Most readers know what it feels like to lose a pet. We’re also reminded of the carelessness of drivers and danger on busy roads. Bluebells are safe. They take us back to fields and the black dog’s puppyhood while suggesting the passing of a loved canine friend. The poet’s use of parallelism in the last two lines is reminiscent of separate lanes on a highway where traffic comes and goes. It also suggests the poet’s profound feeling of loss. The strong imagery in this poem is created not only by what exists, but also by what is missing. There is another interpretation where the black dog might represent depression.
Perhaps the poet dreams of being liberated from the path of sadness and despair. Do the “blues” become “bluebells” and does the black dog become a playful puppy?
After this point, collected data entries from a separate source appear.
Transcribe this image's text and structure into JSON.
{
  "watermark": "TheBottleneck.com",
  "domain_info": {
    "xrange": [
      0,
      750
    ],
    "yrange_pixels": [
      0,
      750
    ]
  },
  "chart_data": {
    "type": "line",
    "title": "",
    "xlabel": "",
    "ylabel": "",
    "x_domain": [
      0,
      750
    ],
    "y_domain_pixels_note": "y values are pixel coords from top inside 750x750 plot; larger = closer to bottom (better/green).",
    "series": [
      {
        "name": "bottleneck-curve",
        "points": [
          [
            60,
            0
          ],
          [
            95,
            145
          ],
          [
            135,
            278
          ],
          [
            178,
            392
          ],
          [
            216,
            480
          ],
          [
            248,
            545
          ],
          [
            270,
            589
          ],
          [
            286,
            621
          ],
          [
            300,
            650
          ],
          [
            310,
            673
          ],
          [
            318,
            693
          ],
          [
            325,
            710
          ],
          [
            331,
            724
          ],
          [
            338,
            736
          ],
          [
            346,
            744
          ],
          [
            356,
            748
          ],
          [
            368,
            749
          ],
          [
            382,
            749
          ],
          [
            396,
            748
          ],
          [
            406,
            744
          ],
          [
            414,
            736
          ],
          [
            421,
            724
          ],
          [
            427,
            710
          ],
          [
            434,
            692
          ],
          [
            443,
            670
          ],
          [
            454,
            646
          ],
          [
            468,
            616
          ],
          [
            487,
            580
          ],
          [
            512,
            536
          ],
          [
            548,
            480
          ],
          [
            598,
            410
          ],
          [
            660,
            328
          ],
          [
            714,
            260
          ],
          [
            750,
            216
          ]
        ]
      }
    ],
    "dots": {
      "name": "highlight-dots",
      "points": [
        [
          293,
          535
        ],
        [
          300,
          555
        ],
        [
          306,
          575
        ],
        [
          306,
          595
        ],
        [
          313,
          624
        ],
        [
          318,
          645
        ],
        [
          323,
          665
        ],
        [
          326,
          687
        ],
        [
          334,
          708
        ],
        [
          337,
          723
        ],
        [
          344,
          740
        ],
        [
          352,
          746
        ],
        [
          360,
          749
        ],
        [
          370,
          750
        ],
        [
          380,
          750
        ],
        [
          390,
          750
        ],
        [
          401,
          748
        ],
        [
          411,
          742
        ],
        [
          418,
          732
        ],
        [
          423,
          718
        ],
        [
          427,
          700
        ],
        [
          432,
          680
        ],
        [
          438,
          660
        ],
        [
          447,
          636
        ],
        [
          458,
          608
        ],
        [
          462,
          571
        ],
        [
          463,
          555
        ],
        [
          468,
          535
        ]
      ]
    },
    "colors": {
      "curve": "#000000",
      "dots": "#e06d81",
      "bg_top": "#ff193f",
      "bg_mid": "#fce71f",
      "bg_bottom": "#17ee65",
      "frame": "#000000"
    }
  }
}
This intriguing, multilayered poem is rich in dreaming room.

sudden chill
a dragonfly skip jives
with its reflection . . .
when did you stop
finding us amazing

        Marion Clarke
        Warrenpoint, Northern Ireland

This poem’s reference to the dragonfly’s reflection segues beautifully into the poet’s internal reflection and sudden realization evoked by the image. The question is rhetorical and indicative of a relationship that is no longer revered and cherished. Is the poem about an adult relationship that’s lost its spark or a parent-child relationship? Perhaps the tanka is exploring what happens when children are not nourished with encouragement. We all want to “amaze” our parents. Often we don’t and spend our lives seeking some gesture of affection and recognition of our achievements. Sometimes parents forget to acknowledge children when they become adults. In other families one child receives all the attention. The dragonfly’s skip jive is almost like the heartbeat of a child waiting for those positive words. Relationships are fragile and this is an important, topical poem.